Identificando as classes sociais por seus rendimentos e capacidade de consumo, as sociedades capitalistas estabeleceram uma hierarquia que pode se resumir numa expressão conhecida pelo povo: “Cada macaco no seu galho.” E estabelecem-se os galhos para negros e para brancos, para pobres e para ricos, para patrões e para empregados. Há, sim, uma clara divisão de classes, estabelecida pela  economia e  não por direitos ou méritos.  Assim, quando o negro e o pobre – excluídos dos bens e à margem deles –  ascendem na vida econômica, eles deixam de ser ignorados e passam a ser aceitos pela sociedade. Quem – nas suas mansões dos jardins – percebe que Neymar, Pelé, Cafu e tantos outros são negros e foram pobres? Eles são ricos. E isso basta.
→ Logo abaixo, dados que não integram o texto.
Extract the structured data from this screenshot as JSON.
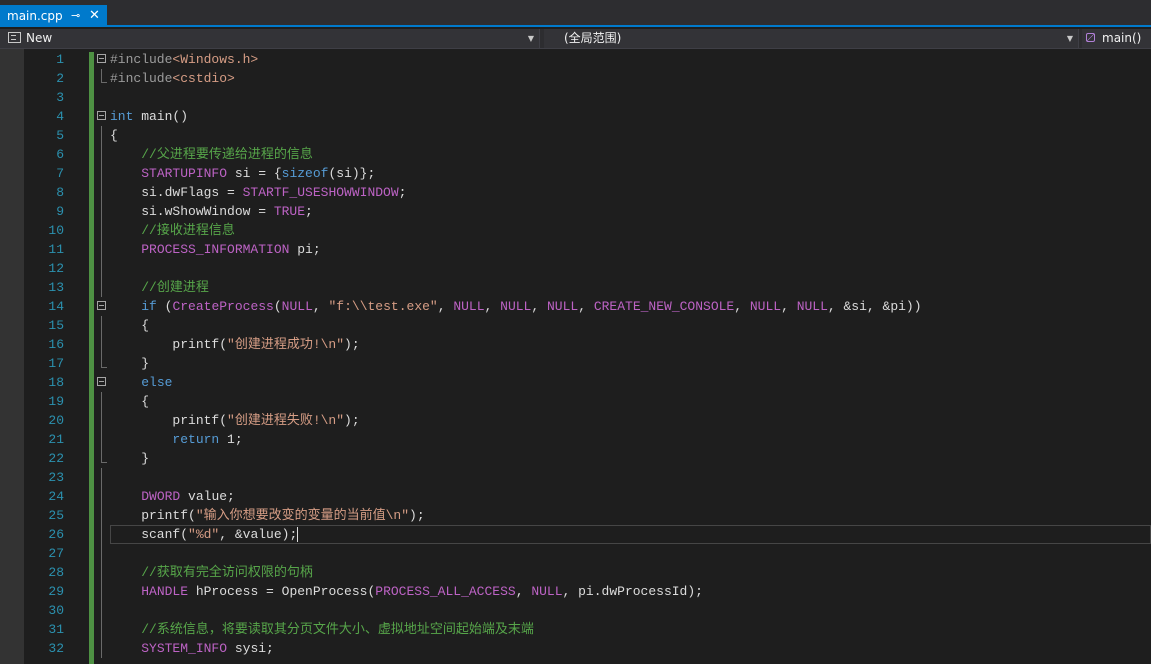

Os garotos que têm feito “rolezinho” por aí nada mais são do que jovens que ousaram “sair de seus galhos”. Ao que tudo indica – e pelas declarações de muitos deles – nem sabem o que estão fazendo, a não ser imitar, à sua maneira, a ostentação estúpida dos muito ricos. Será que essa pretensão vale a pena? Não estariam, esses garotos, sendo vítimas do próprio mercado, seduzidos por valores que nada têm de especial? Os espanhóis têm um ditado que serve tanto para os chamados novos ricos como para os que o desejam ser: “A macaca, mesmo vestida de seda, continua sendo macaca.” Isso significa que, mesmo ostentando, a pessoa medíocre continua sendo medíocre. É essa mediocridade que pretendem os jovens dos “rolezinhos”?
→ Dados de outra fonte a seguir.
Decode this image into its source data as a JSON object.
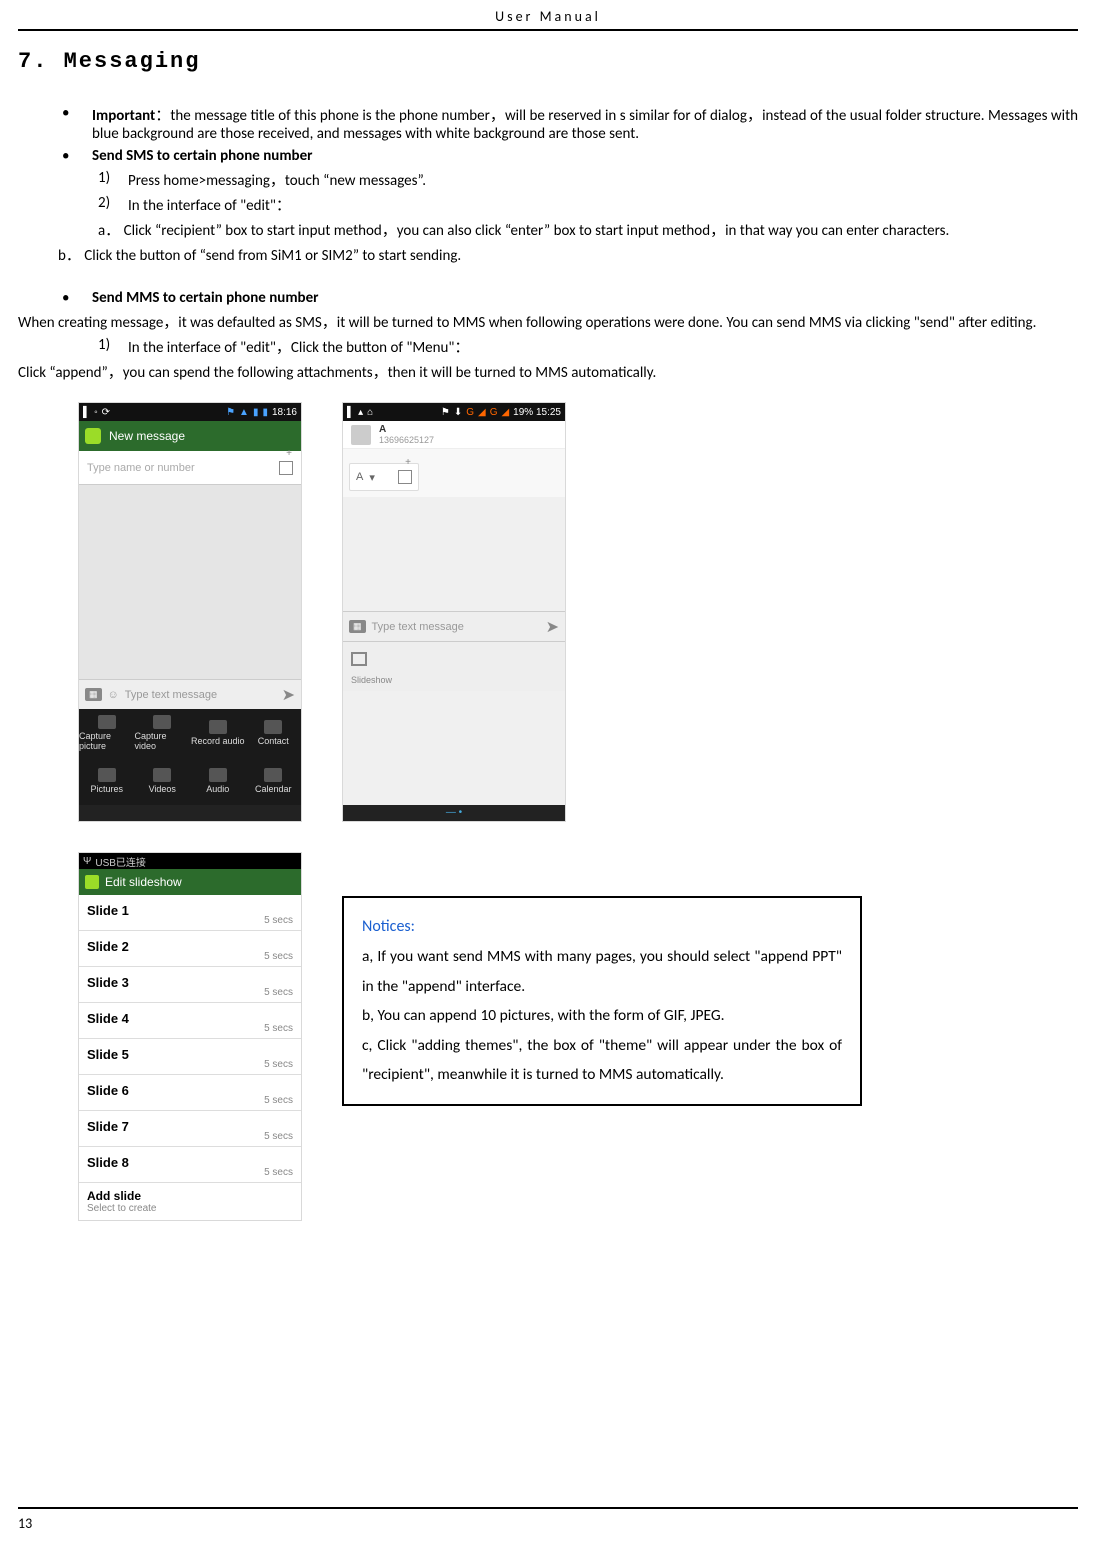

Por isso, essa toda movimentação juvenil não me impressiona. E nem vejo, nela, uma rebelião ou um protesto de ordem social, de busca de justiça. O objetivo tem-se revelado como busca da ostentação. Que significa, na verdade, exibicionismo, espalhafato, alarde, luxo tolo. Se essa é a busca, os jovens dos “rolezinhos” haverão de contentar-se, desgraçadamente, com “pão e circo”.

Esse “cada macaco no seu galho” é sentido em todas as sociedades, inclusive as governadas pela tirania. E está claro em nosso cotidiano. Lembro-me de que, certa vez, no Mississipi, entramos num restaurante só de negros: quase fomos agredidos. No Rio de Janeiro, vi uma programação com o nome “Anos Dourados” e me entusiasmei para conhecer o restaurante. Quase fomos, minha mulher e eu, expulsos: era um local para homossexuais. O heterossexual estava, pois, fora do seu galho.

A grande e necessária luta é em busca de justiça social, de uma economia humanizada, que sirva o homem e não que se sirva dele. É a luta por igualdade de oportunidades, por educação, por saúde, por segurança, por trabalho e, acima de tudo, pelo respeito à dignidade do ser humano. “Rolezinhos” em “shoppings” não levam a nada. Pelo contrário, revelam uma cultura consumista que, na realidade, só interessa ao próprio mercado. Pois parece-me trágico ver jovens ambicionando apenas tornarem-se consumidores mais capacitados. É a escolha da morte, pois o verdadeiro significado de consumir é esse mesmo: fazer desaparecer, usar, utilizar, correr, destruir, dar fim. Consumidor, pois, não cria: faz desaparecer.

O tolo susto dos que habitam os “galhos dos shoppings” aconteceu, apenas, porque jovens intrusos  “saíram de seus galhos”. Para nada.

Deveria, porém, valer como estímulo para a juventude mobilizar-se por causas mais ativas.  De qualquer maneira, os moços mostraram ser possível, sim, mudar de galho. Para melhor ou para pior. Bom dia.

1 comentário

  1. Delza Frare Chamma em 24/01/2014 às 20:15

    Concordamos com o autor de que a verdadeira luta deva ser pela justiça social e por uma economia humanizada. Porém, lembramos que essa luta só pode ser feita no momento em que educação e a cultura sejam direitos equitativamente distribuídos. Não o são porém e dificilmente serão em uma sociedade capitalista. É por isso que vemos no movimento desses jovens, tomando os territórios assépticos, luminosos e proibidos dos shoppings, um protesto sim, um desejo de ser igual aos outros e ter os mesmos direitos. E se o modelo que esses jovens pobres, negros e excluídos de quase tudo, têm – são os distribuídos fartamente pelo capitalismo, como sede de consumo e ambição por “marcas”- é somente por aí mesmo que eles podem se encaminhar. O capitalismo faz nascer a ambição e o desejo de consumo mas não se deu conta ainda que tais desejos são incompatíveis de ser alcançados por todos. Essa é uma das contradições desse regime injusto. Que aquente, pois, a sociedade excludente os “rolezinhos” que ela própria gerou.